Our research focuses on developing new ways to store solar energy as chemical potential in transportable fuels. Both transportation and production of electricity for the gird are major sources of carbon emissions. If successful our research will provide a method to capture and store solar energy in a fuel, reducing carbon emissions. We integrate computational and experimental techniques into developing new catalytic systems for energy storage. We also are investigating using thiophenes for fluorescent mercury sensing.
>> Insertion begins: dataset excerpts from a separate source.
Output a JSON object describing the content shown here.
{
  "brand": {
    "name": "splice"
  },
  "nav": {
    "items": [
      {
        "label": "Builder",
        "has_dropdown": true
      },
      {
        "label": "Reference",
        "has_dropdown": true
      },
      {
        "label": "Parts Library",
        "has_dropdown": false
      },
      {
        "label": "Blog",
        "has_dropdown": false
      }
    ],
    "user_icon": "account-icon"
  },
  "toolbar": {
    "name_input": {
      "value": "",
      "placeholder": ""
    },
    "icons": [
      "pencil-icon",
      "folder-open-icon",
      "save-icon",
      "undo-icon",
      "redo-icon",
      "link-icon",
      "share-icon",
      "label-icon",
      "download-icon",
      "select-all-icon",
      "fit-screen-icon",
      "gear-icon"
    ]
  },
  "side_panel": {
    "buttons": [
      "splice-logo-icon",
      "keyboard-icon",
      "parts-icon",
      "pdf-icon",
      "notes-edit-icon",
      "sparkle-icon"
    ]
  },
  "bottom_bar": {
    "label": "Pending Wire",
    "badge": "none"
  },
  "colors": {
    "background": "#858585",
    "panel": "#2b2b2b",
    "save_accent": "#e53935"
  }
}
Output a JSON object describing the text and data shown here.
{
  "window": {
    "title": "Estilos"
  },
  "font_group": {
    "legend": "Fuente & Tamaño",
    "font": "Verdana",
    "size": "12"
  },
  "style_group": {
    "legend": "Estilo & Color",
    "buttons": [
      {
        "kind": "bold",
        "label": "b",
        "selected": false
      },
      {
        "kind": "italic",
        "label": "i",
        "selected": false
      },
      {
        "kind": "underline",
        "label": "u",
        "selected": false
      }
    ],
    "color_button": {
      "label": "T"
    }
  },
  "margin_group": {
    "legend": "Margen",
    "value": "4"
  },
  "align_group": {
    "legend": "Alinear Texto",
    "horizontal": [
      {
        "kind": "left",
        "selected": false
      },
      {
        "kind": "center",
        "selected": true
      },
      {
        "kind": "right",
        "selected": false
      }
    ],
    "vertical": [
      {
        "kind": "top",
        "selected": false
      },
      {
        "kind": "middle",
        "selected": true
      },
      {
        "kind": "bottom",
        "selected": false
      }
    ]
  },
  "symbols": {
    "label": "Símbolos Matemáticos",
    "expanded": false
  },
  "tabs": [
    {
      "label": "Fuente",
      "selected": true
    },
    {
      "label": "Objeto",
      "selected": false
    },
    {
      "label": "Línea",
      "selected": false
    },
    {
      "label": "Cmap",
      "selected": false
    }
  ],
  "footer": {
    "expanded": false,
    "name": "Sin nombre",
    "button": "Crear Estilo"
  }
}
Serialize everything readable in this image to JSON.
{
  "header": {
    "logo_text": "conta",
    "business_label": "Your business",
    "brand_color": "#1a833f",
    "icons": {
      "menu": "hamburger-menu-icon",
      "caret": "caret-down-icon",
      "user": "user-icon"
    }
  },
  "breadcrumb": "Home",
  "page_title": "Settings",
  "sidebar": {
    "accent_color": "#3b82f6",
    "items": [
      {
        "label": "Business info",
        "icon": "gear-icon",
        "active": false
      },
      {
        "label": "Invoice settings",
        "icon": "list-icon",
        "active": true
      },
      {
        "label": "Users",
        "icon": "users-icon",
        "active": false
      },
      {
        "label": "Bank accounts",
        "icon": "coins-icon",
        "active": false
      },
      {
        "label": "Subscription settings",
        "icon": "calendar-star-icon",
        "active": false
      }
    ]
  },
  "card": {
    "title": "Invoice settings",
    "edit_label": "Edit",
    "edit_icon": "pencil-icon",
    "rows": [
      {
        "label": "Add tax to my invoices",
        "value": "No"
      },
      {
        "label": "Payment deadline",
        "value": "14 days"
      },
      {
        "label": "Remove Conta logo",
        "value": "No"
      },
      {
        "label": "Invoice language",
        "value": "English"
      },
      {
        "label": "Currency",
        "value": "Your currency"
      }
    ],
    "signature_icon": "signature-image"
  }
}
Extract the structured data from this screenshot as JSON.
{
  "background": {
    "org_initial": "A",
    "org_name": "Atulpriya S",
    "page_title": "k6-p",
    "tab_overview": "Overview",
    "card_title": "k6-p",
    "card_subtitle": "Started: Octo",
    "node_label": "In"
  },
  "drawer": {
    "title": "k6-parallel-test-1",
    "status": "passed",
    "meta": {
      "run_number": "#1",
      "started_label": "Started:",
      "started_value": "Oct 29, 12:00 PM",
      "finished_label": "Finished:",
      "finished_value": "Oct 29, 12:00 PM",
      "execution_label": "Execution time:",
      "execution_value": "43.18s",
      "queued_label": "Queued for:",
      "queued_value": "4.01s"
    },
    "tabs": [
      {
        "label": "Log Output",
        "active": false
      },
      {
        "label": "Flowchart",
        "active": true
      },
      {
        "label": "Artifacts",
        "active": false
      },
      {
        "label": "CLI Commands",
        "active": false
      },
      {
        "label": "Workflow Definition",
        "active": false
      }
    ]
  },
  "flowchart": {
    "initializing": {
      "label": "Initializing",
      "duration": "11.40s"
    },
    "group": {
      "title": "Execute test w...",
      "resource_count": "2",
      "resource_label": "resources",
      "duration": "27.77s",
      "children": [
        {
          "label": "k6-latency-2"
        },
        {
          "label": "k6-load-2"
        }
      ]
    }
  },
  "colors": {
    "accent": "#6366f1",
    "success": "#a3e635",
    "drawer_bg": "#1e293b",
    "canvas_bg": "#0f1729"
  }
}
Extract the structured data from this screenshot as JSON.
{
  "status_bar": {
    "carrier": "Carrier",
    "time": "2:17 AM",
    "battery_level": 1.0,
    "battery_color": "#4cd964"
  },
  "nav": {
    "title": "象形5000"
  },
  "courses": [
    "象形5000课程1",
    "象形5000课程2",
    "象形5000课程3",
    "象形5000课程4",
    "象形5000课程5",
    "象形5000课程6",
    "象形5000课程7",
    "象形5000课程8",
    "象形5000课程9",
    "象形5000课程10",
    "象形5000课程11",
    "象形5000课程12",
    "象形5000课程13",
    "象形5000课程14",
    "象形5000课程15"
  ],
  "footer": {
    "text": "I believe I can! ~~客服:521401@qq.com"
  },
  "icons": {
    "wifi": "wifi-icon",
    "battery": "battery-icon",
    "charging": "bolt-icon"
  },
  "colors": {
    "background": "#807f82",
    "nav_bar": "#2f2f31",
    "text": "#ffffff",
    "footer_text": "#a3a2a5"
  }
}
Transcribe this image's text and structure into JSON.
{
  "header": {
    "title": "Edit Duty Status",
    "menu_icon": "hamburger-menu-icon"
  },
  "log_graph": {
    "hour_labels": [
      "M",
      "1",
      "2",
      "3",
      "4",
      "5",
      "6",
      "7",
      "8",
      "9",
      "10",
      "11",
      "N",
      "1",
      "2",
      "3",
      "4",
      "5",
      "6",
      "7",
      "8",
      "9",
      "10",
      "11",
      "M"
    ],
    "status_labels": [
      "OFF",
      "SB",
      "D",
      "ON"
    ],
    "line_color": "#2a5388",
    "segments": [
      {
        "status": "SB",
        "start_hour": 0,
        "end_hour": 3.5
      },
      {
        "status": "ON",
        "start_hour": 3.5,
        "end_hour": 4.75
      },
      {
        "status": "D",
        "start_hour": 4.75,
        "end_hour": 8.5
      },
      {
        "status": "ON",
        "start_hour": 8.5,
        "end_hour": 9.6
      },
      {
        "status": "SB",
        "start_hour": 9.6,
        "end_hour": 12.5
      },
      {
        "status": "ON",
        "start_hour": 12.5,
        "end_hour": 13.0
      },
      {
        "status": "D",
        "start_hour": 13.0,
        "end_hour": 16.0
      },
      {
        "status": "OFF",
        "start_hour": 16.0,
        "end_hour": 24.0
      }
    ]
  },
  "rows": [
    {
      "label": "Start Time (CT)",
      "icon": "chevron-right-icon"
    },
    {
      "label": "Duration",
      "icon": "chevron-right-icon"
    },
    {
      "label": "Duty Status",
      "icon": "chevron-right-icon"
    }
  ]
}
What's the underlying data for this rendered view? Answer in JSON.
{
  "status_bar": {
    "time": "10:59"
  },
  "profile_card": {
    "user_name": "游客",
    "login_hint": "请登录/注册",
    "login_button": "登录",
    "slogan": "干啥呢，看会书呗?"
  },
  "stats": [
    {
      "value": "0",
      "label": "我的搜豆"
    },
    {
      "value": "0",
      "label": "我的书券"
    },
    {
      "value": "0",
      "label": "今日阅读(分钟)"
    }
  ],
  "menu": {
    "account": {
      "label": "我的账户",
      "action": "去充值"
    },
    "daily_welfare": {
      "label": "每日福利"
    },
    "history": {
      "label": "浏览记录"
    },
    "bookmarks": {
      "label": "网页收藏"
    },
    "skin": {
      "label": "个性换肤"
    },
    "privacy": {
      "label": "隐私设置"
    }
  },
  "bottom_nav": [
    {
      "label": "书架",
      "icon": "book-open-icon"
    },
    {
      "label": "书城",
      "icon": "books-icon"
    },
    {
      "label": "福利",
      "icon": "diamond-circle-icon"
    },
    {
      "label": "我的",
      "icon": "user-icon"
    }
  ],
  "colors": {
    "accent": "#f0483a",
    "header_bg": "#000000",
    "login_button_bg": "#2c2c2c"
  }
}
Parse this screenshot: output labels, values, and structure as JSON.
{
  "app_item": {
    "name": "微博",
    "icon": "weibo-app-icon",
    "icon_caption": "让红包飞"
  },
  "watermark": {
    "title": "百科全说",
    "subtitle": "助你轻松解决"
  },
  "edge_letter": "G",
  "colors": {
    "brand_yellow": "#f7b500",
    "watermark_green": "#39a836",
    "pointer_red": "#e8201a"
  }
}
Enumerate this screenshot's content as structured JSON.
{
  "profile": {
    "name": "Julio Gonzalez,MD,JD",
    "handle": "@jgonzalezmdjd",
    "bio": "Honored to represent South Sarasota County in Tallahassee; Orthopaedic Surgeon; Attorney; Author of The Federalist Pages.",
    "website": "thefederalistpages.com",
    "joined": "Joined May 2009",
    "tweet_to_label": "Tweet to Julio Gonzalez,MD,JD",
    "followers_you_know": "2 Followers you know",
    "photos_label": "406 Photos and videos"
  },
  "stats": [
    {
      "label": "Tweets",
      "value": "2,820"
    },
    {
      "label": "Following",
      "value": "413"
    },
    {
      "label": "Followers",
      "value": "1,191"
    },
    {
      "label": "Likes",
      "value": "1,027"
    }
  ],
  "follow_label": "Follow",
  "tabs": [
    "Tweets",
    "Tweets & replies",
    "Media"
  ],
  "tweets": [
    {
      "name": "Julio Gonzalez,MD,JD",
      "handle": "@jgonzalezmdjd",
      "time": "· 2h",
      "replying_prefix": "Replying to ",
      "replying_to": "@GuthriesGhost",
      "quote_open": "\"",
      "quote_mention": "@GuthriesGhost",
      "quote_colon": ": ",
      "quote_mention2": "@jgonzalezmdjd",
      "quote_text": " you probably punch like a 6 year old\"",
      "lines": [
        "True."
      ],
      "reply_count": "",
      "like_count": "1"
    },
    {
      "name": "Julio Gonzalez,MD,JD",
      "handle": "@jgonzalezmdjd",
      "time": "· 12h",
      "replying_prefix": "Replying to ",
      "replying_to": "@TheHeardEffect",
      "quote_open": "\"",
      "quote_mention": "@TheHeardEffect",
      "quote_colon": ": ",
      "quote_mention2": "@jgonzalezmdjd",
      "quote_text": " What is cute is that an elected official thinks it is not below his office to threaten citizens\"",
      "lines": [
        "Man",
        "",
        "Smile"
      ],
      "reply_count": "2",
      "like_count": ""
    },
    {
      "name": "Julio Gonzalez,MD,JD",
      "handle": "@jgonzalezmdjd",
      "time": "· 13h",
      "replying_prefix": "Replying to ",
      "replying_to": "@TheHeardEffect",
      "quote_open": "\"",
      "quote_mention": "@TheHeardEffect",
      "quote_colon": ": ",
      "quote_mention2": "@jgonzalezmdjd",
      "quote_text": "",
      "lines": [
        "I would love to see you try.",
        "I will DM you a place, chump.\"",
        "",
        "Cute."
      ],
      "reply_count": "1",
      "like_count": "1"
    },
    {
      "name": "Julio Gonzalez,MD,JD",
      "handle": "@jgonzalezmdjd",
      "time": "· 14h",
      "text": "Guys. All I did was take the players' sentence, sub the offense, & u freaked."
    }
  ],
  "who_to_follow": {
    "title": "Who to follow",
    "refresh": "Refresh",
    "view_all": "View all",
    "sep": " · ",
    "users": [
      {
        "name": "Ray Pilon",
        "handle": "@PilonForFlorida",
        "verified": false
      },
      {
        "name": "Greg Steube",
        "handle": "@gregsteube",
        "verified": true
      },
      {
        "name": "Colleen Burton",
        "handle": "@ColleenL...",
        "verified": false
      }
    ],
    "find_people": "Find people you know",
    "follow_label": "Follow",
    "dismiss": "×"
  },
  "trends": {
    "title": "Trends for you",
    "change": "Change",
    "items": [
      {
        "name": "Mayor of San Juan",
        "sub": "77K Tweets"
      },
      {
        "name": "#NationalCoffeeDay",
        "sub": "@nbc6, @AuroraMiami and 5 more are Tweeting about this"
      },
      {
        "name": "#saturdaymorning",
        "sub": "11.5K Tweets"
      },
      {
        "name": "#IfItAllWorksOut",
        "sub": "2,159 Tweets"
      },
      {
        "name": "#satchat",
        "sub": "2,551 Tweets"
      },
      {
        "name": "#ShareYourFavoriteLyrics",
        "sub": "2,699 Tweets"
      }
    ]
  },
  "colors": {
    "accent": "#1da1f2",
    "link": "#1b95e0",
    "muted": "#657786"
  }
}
The principal goal of my research program is to discover innovative photocatalysts for energy storage and organic transformations that will propel society away from reliance on petroleum-based energy and to develop photochemical reactions that will decrease production of toxic waste. To implement photochemistry to sustainably carry out chemical reactions, we integrate computational chemistry with experimental methods. We have previously published a theoretical investigation into a nickel-based water-reduction catalyst in which we identified a key hydride intermediate. Now we are continuing hydrogen production work on two fronts. First, we have calculated the reaction pathways for novel nickel-based water reduction catalysts. We subsequently synthesized these catalysts. Hydrogen production reactivity will be correlated to computationally calculated pKa’s and reduction potentials. This illustrates the intertwined approach of both computational and experimental chemistry employed in our lab. Second, we are exploring the use of nanoparticle sensitizers for Hydrogen production, specifically C based quantum dots. We are also investigating methods to eliminate sacrificial electron donors in solar-fuel reactions by coupling photochemical oxidation and reduction reactions. Investigation into photochemical oxidation reactions sparked our interest into how photochemistry can be used to eliminate toxic waste produced in oxidation reactions.
Students will gain a foundation in organic synthiesis and ligand design, inorganic/materials chemistry as well as training in multidiciplanary research. This will be achieved through the design, synthesis and characterization of new photo-active compounds. These project will work to further integrate theoretical computational methods such as time-dependent density functional theory (TD-DFT) into materials research.